Dem Antragsteller steht keine Entschädigung wegen der mündlichen Verhandlung am 10.11.2015 zu.

Gründe:

I.

Der Antragsteller begehrt eine Entschädigung nach dem Justizvergütungs- und -entschädigungsgesetz (JVEG) wegen einer mündlichen Verhandlung, zu der er unter Anordnung des persönlichen Erscheinens geladen war, in der er aber wegen eines Schwächeanfalls kurz vor Beginn des Gerichtstermins nicht erschienen ist.
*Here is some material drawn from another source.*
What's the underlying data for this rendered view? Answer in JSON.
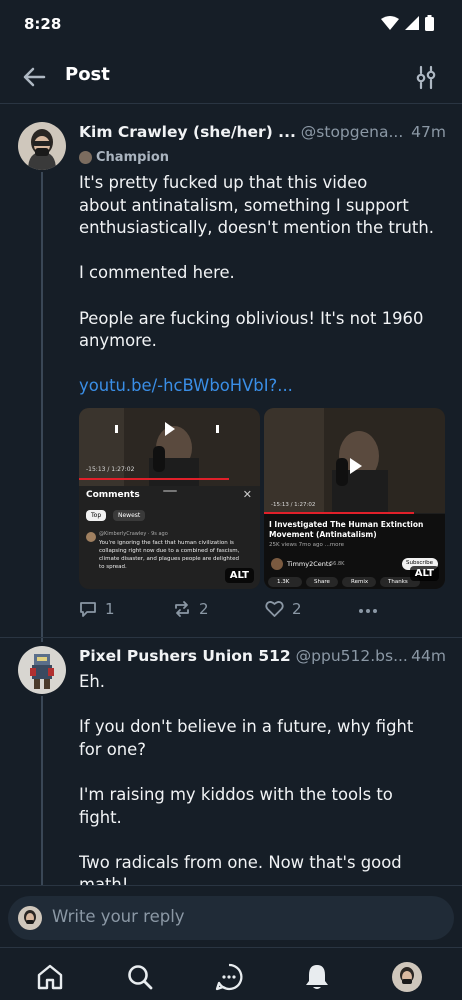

In dem am Bayer. Landessozialgericht (LSG) unter dem Aktenzeichen L 5 KR 521/14 geführten Berufungsverfahren des dortigen Klägers und jetzigen Antragstellers (im Folgenden: Antragsteller) fand am 10.11.2015 eine mündliche Verhandlung statt, zu der das persönliche Erscheinen des Antragstellers angeordnet war. Die mündliche Verhandlung war für 11.00 Uhr terminiert. Bei Aufruf des Rechtsstreits um 11.20 Uhr war der Antragsteller ausweislich des Protokolls nicht im Sitzungssaal anwesend. Im Protokoll wurde festgehalten: "Es wird festgestellt, dass der Kläger zur mündlichen Verhandlung erschienen ist. Wegen eines akuten medizinischen Notfalls kann er nicht an der mündlichen Verhandlung teilnehmen."
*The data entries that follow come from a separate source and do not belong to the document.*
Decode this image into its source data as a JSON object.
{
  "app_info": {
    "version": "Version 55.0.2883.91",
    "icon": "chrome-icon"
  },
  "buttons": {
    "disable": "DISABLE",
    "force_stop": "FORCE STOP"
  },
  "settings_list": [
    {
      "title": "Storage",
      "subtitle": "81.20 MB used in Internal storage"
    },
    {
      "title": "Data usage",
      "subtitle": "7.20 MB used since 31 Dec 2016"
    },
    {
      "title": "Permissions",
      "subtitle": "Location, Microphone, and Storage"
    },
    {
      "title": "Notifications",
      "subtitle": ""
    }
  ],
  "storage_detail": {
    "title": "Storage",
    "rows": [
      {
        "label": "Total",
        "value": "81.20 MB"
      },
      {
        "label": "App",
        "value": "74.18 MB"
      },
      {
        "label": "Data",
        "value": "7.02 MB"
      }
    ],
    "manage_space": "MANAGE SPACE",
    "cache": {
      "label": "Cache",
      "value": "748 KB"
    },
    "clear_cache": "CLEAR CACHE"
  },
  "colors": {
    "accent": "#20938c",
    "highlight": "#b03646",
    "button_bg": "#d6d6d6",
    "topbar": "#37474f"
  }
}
Mit Schreiben vom 11.11.2015 beantragte der Antragsteller die Entschädigung wegen des Gerichtstermins am 10.11.2015. Er trug vor, dass er um 10.57 Uhr im LSG einen Schwächeanfall erlitten habe und ohnmächtig geworden sei. Der Rettungsdienst habe ihn ins Krankenhaus gebracht. Er habe sich von seiner Frau abholen lassen müssen (Kosten für die Fahrkarte 25,- EUR für die Fahrt der Ehefrau nach B-Stadt) und einen Strafzettel über 25,- EUR bekommen, da er kein Geld mehr in den Parkautomaten werfen habe können. Zudem beantragte er eine Entschädigung für gefahrene 285 km vom Wohnort nach B-Stadt und zurück sowie den Ersatz von Parkkosten in Höhe von 3,40 EUR. Für die Rückfahrt sei eine Begleitperson erforderlich gewesen.

Die Kostenbeamtin des Bayer. LSG lehnte mit Schreiben vom 25.01.2016 eine Entschädigung des Antragstellers wegen des Gerichtstermins am 10.11.2015 mit der Begründung ab, dass zwar das persönliche Erscheinen des Antragstellers angeordnet gewesen sei, dieser aber wegen seines Schwächeanfalls nicht an der Verhandlung teilnehmen habe können. Er habe daher nichts zur Aufklärung des Sachverhalts beitragen können.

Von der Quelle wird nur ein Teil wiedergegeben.